Ha pleaded guilty to producing cannabis and abstracting electricity.


He claimed he was 17 and provided a false identification document to prove it. The Home Office checked it and the fingerprint given on the document was found not to be his.


Assisted by an interpreter, he was in court to be sentenced as an adult, though he still insisted he was 17.


Zoe Passfield, defending, said Ha was exploited and naive and had limited understanding of English.


She said he was free to come and go while at the Billingham house, but had nowhere else to go, no support network and no other source of income.


She added: “His involvement was limited to watering and feeding the plants. He received some payment for his services.”


She told how Ha’s problem was accepting that ignorance of the law was not a defence.


She said: “He maintained throughout that he had been told and he believed that what he was doing was allowed in the UK.”

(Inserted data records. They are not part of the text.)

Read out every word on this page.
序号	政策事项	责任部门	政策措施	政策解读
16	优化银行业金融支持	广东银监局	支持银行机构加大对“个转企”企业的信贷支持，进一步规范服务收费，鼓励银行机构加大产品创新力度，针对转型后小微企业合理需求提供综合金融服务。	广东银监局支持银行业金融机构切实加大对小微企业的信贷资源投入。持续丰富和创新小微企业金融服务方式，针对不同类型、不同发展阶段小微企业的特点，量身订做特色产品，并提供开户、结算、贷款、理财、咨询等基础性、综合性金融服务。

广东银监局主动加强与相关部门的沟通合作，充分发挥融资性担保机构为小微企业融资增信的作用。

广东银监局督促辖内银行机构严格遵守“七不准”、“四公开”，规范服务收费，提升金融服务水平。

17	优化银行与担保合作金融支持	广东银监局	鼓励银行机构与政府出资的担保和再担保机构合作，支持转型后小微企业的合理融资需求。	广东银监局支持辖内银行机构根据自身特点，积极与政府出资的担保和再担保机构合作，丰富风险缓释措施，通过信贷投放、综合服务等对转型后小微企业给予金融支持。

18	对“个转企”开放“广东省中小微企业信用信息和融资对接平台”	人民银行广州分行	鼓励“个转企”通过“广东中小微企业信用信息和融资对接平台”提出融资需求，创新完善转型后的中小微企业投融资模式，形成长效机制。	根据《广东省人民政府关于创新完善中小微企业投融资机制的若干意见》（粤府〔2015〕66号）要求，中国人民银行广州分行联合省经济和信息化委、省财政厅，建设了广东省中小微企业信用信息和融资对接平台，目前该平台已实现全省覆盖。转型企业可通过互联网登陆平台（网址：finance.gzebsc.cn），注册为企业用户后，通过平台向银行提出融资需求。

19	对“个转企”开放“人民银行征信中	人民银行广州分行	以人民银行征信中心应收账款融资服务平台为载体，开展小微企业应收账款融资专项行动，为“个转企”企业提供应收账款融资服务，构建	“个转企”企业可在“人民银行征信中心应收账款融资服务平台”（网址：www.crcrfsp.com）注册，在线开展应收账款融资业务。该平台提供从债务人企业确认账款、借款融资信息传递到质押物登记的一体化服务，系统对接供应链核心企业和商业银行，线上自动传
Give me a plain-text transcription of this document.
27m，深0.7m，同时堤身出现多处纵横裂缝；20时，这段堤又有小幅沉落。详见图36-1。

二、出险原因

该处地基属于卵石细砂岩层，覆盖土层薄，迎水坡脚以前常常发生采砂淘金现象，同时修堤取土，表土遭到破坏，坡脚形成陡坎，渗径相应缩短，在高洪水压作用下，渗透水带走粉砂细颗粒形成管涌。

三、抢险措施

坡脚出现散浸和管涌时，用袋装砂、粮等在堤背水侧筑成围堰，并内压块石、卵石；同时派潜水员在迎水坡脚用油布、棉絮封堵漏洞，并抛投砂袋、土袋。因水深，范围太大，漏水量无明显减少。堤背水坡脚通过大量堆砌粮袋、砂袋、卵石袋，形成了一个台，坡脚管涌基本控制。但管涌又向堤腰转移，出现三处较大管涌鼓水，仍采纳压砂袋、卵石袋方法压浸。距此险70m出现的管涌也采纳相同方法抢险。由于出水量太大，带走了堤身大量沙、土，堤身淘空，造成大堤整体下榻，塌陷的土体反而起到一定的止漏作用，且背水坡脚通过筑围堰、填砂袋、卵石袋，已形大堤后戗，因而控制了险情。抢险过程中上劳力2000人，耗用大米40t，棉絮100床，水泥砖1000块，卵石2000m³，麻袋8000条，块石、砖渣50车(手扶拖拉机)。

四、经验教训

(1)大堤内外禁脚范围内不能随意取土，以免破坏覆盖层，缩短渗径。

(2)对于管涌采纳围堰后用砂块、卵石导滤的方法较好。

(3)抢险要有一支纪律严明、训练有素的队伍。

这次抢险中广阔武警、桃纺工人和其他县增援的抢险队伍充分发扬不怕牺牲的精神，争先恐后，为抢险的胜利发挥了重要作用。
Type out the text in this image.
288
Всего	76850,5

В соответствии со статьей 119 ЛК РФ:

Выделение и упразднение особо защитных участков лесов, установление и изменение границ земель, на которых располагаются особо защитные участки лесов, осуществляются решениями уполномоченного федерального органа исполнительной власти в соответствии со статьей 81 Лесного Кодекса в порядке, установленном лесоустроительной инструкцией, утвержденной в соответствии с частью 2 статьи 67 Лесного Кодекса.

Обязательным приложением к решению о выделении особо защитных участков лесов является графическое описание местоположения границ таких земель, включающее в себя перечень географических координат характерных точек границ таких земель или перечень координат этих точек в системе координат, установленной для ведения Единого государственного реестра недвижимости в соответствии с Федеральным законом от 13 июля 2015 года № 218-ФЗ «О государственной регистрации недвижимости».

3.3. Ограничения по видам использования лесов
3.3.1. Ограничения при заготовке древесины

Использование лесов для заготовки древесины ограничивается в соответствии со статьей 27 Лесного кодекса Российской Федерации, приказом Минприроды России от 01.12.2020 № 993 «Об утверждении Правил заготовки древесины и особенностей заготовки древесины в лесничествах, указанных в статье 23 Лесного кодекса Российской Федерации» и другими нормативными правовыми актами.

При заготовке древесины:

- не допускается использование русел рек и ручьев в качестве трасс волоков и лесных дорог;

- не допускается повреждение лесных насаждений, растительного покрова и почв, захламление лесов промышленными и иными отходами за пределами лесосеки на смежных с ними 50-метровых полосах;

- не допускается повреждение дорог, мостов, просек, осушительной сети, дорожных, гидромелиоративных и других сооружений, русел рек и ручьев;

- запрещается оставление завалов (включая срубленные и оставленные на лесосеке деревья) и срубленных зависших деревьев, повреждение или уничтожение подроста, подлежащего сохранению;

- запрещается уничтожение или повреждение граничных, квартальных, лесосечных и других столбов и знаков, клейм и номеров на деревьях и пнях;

On the day of a scheduled trial, he finally accepted that this would inevitably fail in front of a jury.


Judge Deborah Sherwin said: “It was clearly a substantial affair.


“The likely yield from the plants could have been into hundreds of thousands of pounds.”


She jailed Ha for 10 months.


The court heard he had already served more than the equivalent of that prison term remanded in custody.


He will be held until the UK Border Agency deports him.